Alla Camera per ri-costruire rappresentanza
Sei mesi per farsi visitare e treni sovraffollati che partono spesso in ritardo. Dove vivete, cari onorevoli e senatori? Sentite sulla vostra pelle il disagio delle persone in carne e ossa oppure restate, con le vostre alchimie elettorali, dentro i palazzi? Così Anna Chiara Pennacchia, giovane studentessa di odontoiatria di Sonnino, provincia di Latina, richiama i parlamentari a ricordarsi che il loro compito è quello di «servire il popolo».
La ragazza, che proviene da una terra di antica ribellione, probabilmente non sa che quella espressione rimanda a slogan di una gioventù disillusa, quella degli anni Settanta, infatuata dal mito maoista e che non sarebbe entrata nei palazzi parlamentari passando dalla guardiania di sicurezza. Il seminario del 22 marzo, organizzato dal Movimento politico per l’unità (Mppu) e Umanità Nuova, si è svolto in un’aula dei gruppi parlamentari della Camera piena di tanti giovani che indossano giacca e cravatta, come richiede la procedura d’ingresso, e sono i primi a capire che la questione è seria e la forma non può nascondere i nodi di una frattura esistente tra cittadini e partiti.
Così Letizia De Torre, deputato Pd, e Giacomo Santini, senatore Pdl, introducendo l’incontro, definiscono l’intenzione di una campagna di pressione che nasce da parte della società civile per ricostruire la rappresentanza e il legame sociale. Si tratta, come dice De Torre, di buttare giù un ponte levatoio sul pericoloso fossato che si è creato con la classe politica e le istituzioni.
Il primo nodo da affrontare è quello della legge elettorale vigente che ha eliminato la possibilità di scegliere i candidati.

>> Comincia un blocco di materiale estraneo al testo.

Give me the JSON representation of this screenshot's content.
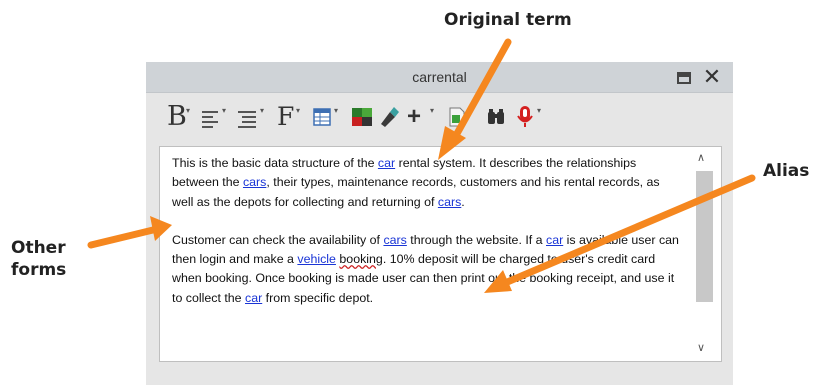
{
  "callouts": {
    "original_term": "Original term",
    "alias": "Alias",
    "other_forms": "Other forms"
  },
  "window": {
    "title": "carrental"
  },
  "toolbar": {
    "bold_label": "B",
    "font_label": "F",
    "icons": [
      "bold-icon",
      "align-icon",
      "list-icon",
      "font-icon",
      "table-icon",
      "color-icon",
      "brush-icon",
      "add-icon",
      "document-icon",
      "find-icon",
      "record-icon"
    ]
  },
  "content": {
    "p1": [
      {
        "t": "This is the basic data structure of the "
      },
      {
        "t": "car",
        "link": true
      },
      {
        "t": " rental system. It describes the relationships between the "
      },
      {
        "t": "cars",
        "link": true
      },
      {
        "t": ", their types, maintenance records, customers and his rental records, as well as the depots for collecting and returning of "
      },
      {
        "t": "cars",
        "link": true
      },
      {
        "t": "."
      }
    ],
    "p2": [
      {
        "t": "Customer can check the availability of "
      },
      {
        "t": "cars",
        "link": true
      },
      {
        "t": " through the website. If a "
      },
      {
        "t": "car",
        "link": true
      },
      {
        "t": " is available user can then login and make a "
      },
      {
        "t": "vehicle",
        "link": true
      },
      {
        "t": " "
      },
      {
        "t": "booking",
        "squig": true
      },
      {
        "t": ". 10% deposit will be charged to user's credit card when booking. Once booking is made user can then print out the booking receipt, and use it to collect the "
      },
      {
        "t": "car",
        "link": true
      },
      {
        "t": " from specific depot."
      }
    ]
  },
  "colors": {
    "arrow": "#f5871f",
    "link": "#1a35d6",
    "titlebar": "#cfd3d7"
  }
}
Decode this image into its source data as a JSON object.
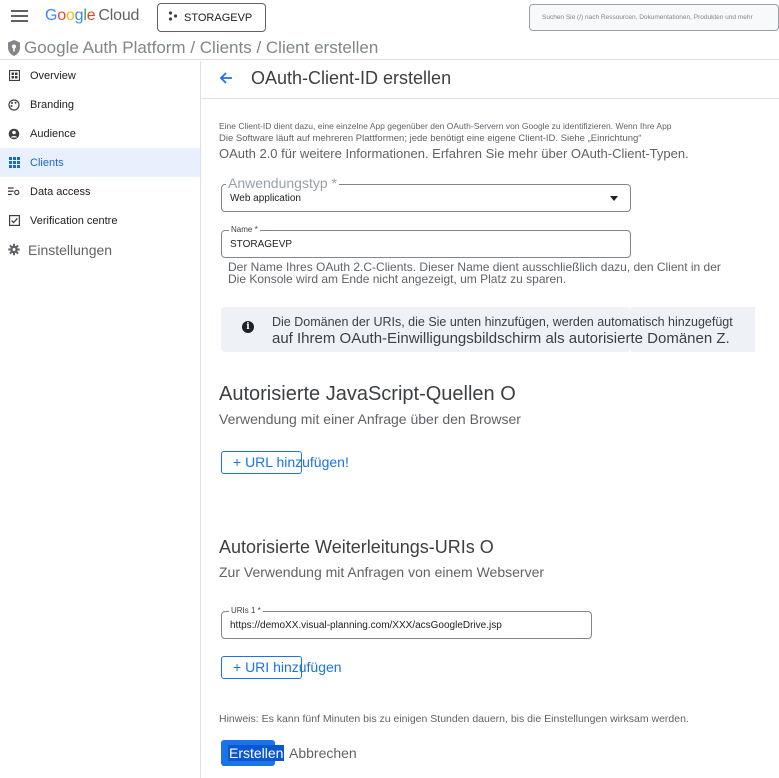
{
  "topbar": {
    "logo_letters": [
      "G",
      "o",
      "o",
      "g",
      "l",
      "e"
    ],
    "logo_suffix": "Cloud",
    "project_name": "STORAGEVP",
    "search_placeholder": "Suchen Sie (/) nach Ressourcen, Dokumentationen, Produkten und mehr"
  },
  "breadcrumb": {
    "text": "Google Auth Platform / Clients / Client erstellen"
  },
  "sidebar": {
    "items": [
      {
        "label": "Overview",
        "icon": "dashboard-icon"
      },
      {
        "label": "Branding",
        "icon": "palette-icon"
      },
      {
        "label": "Audience",
        "icon": "person-icon"
      },
      {
        "label": "Clients",
        "icon": "grid-icon",
        "active": true
      },
      {
        "label": "Data access",
        "icon": "data-access-icon"
      },
      {
        "label": "Verification centre",
        "icon": "checkbox-icon"
      },
      {
        "label": "Einstellungen",
        "icon": "gear-icon"
      }
    ]
  },
  "header": {
    "title": "OAuth-Client-ID erstellen"
  },
  "intro": {
    "line1": "Eine Client-ID dient dazu, eine einzelne App gegenüber den OAuth-Servern von Google zu identifizieren. Wenn Ihre App",
    "line2": "Die Software läuft auf mehreren Plattformen; jede benötigt eine eigene Client-ID. Siehe „Einrichtung“",
    "line3": "OAuth 2.0 für weitere Informationen. Erfahren Sie mehr über OAuth-Client-Typen."
  },
  "app_type": {
    "label": "Anwendungstyp *",
    "value": "Web application"
  },
  "name_field": {
    "label": "Name *",
    "value": "STORAGEVP",
    "helper_line1": "Der Name Ihres OAuth 2.C-Clients. Dieser Name dient ausschließlich dazu, den Client in der",
    "helper_line2": "Die Konsole wird am Ende nicht angezeigt, um Platz zu sparen."
  },
  "info": {
    "line1": "Die Domänen der URIs, die Sie unten hinzufügen, werden automatisch hinzugefügt",
    "line2": "auf Ihrem OAuth-Einwilligungsbildschirm als autorisierte Domänen Z."
  },
  "js_origins": {
    "title": "Autorisierte JavaScript-Quellen O",
    "subtitle": "Verwendung mit einer Anfrage über den Browser",
    "add_label": "+ URL hinzufügen!"
  },
  "redirect_uris": {
    "title": "Autorisierte Weiterleitungs-URIs O",
    "subtitle": "Zur Verwendung mit Anfragen von einem Webserver",
    "field_label": "URIs 1 *",
    "field_value": "https://demoXX.visual-planning.com/XXX/acsGoogleDrive.jsp",
    "add_label": "+ URI hinzufügen"
  },
  "footer": {
    "hint": "Hinweis: Es kann fünf Minuten bis zu einigen Stunden dauern, bis die Einstellungen wirksam werden.",
    "create_label": "Erstellen",
    "cancel_label": "Abbrechen"
  },
  "colors": {
    "accent": "#1a73e8",
    "active_nav_bg": "#e8f0fe",
    "info_bg": "#eef1f5"
  }
}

Il Mppu ha lanciato, perciò, una campagna nazionale per chiedere una legge elettorale condivisa, assieme ad una riforma radicale dei partiti che esige regole democratiche interne, adozione di un codice etico vincolante e trasparenza nei finanziamenti (per firmare la petizione “EleggiAMO l’Italia” www.petizionionline.it).
«Come fa a reggere un partito se viene percepito come ufficio di collocamento per mediocri e corrotti?». La dura citazione di Eugenio Scalfari è stata utilizzata da Iole Mucciconi durante il dibattito che ha coordinato con gli esponenti dei diversi partiti impegnati a cambiare le regole elettorali. Se perdono di credibilità i rappresentanti dei cittadini, finiscono per dominare le più diverse lobby e gruppi di interesse, comprese le organizzazioni criminali. Sono casistiche estreme affrontate dagli autorevoli docenti di politologia intervenuti nel seminario – Leonardo Morlino e Fulco Lanchester – assieme al loro collega Alberto Lo Presti, esponente del Mppu.
C’è il pericolo di frattura sociale, tanto che nel dibattito degli esperti si inizia a teorizzare la necessità di una sospensione della democrazia a favore di una tecnocrazia di lungo periodo, che rivela un’indubbia attrattiva verso modelli dirigisti orientali destinati a prevalere. Una prospettiva, quest’ultima, evocata da Lanchester come un’ipotesi non remota se, alla fine, le segreterie dei partiti credono di potersela cavare con scelte di basso profilo, dettate solo dalla necessità di sopravvivere.
Nel dibattito, scandito da domande esigenti, gli esponenti politici (dall’Idv al Pdl) hanno faticato ad uscire dal formato abituale dei salotti televisivi. È apparsa evidente la tendenza a trovare una forma di composizione sulla legge elettorale dopo le amministrative di maggio. In sostanza, i partiti si vogliono misurare per trovare le formule adatte per future maggioranze.
Tra i trecento presenti, chi è arrivato da lontano, pieno di fiducia, da Trento come da Palermo, ha evidentemente un'altra urgenza. Sa che può aumentare il fenomeno dell’astensione, con futuri governi destinati a rappresentare solo una minoranza reale, con il rischio di disgregazione di un Paese alle prese con una crisi economica che esige coesione, a cominciare dalla trasparenza nelle regole del gioco. Ma non è certo il momento di abbattersi. Non c’è democrazia senza partecipazione, come si afferma nelle scuole del Mppu. Si tratta di levarsi la cravatta e portate il dibattito nei quartieri e nelle periferie, sui treni e nelle sale d’attesa delle Asl. Siamo solo all’inizio.